Stuart Pawson
Stuart Pawson lives in Fairburn, Yorkshire, with his wife, Doreen, and can often be found tramping across the moors that form a backdrop to his stories.
Detective Inspector Charlie Priest is sitting in the monthly superintendent’s briefing doodling idly on his notepad when Detective Chief Superintendent Colin Swainby, one of the ugliest men ever to don a uniform, announces he is leaving the force. He adds that certain allegations are going to be made about him and asks that he be given the benefit of the doubt.
Shortly after that a local member of parliament is photographed in a compromising position in the back of his car. He too chooses to bow out quietly, only he finds a much more permanent method.
A respectable headmistress of a local private girls’ school is picked up on a drink driving charge. She claims to have been the victim of a cruel trick at the hands of a man she met at a speed dating night. There is no reason why Charlie should believe her, but he does. Three prominent members of the community have had their previously unblemished careers damaged or destroyed by scandal. Perhaps there is a connection.

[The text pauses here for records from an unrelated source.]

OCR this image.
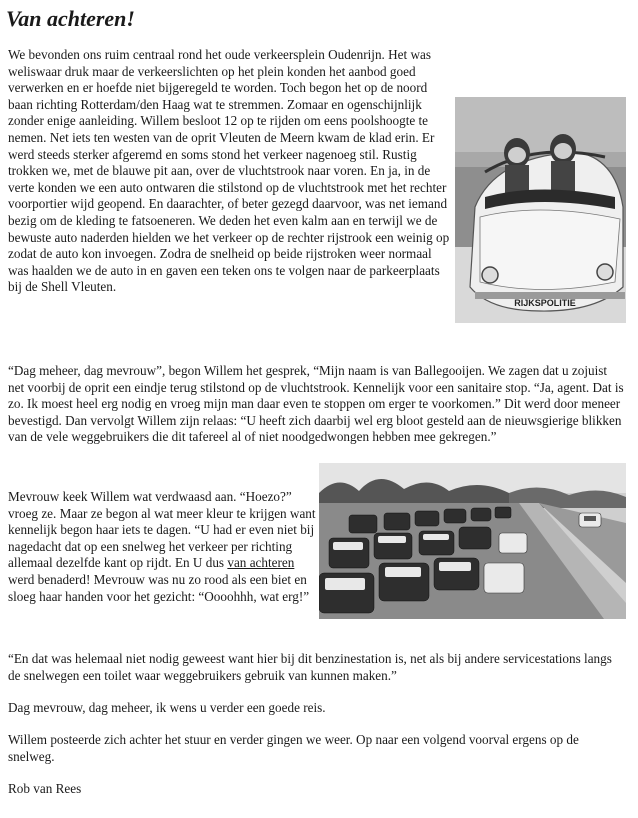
Van achteren!
RIJKSPOLITIE

We bevonden ons ruim centraal rond het oude verkeersplein Oudenrijn. Het was weliswaar druk maar de verkeerslichten op het plein konden het aanbod goed verwerken en er hoefde niet bijgeregeld te worden. Toch begon het op de noord baan richting Rotterdam/den Haag wat te stremmen. Zomaar en ogenschijnlijk zonder enige aanleiding. Willem besloot 12 op te rijden om eens poolshoogte te nemen. Net iets ten westen van de oprit Vleuten de Meern kwam de klad erin. Er werd steeds sterker afgeremd en soms stond het verkeer nagenoeg stil. Rustig trokken we, met de blauwe pit aan, over de vluchtstrook naar voren. En ja, in de verte konden we een auto ontwaren die stilstond op de vluchtstrook met het rechter voorportier wijd geopend. En daarachter, of beter gezegd daarvoor, was net iemand bezig om de kleding te fatsoeneren. We deden het even kalm aan en terwijl we de bewuste auto naderden hielden we het verkeer op de rechter rijstrook een weinig op zodat de auto kon invoegen. Zodra de snelheid op beide rijstroken weer normaal was haalden we de auto in en gaven een teken ons te volgen naar de parkeerplaats bij de Shell Vleuten.

“Dag meheer, dag mevrouw”, begon Willem het gesprek, “Mijn naam is van Ballegooijen. We zagen dat u zojuist net voorbij de oprit een eindje terug stilstond op de vluchtstrook. Kennelijk voor een sanitaire stop. “Ja, agent. Dat is zo. Ik moest heel erg nodig en vroeg mijn man daar even te stoppen om erger te voorkomen.” Dit werd door meneer bevestigd. Dan vervolgt Willem zijn relaas: “U heeft zich daarbij wel erg bloot gesteld aan de nieuwsgierige blikken van de vele weggebruikers die dit tafereel al of niet noodgedwongen hebben mee gekregen.”

Mevrouw keek Willem wat verdwaasd aan. “Hoezo?” vroeg ze. Maar ze begon al wat meer kleur te krijgen want kennelijk begon haar iets te dagen. “U had er even niet bij nagedacht dat op een snelweg het verkeer per richting allemaal dezelfde kant op rijdt. En U dus van achteren werd benaderd! Mevrouw was nu zo rood als een biet en sloeg haar handen voor het gezicht: “Oooohhh, wat erg!”

“En dat was helemaal niet nodig geweest want hier bij dit benzinestation is, net als bij andere servicestations langs de snelwegen een toilet waar weggebruikers gebruik van kunnen maken.”

Dag mevrouw, dag meheer, ik wens u verder een goede reis.

Willem posteerde zich achter het stuur en verder gingen we weer. Op naar een volgend voorval ergens op de snelweg.

Rob van Rees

These events fade into the background when a photograph of an unidentified murder victim is circulated, asking the various stations if anyone can identify the woman. She was found beaten to death with no identification on her. The only clue is a rather distinctive tattoo on her buttock saying “property of the pope”. Charlie recognises the victim from his days as an art student. She was one of the regular models who posed for his life class.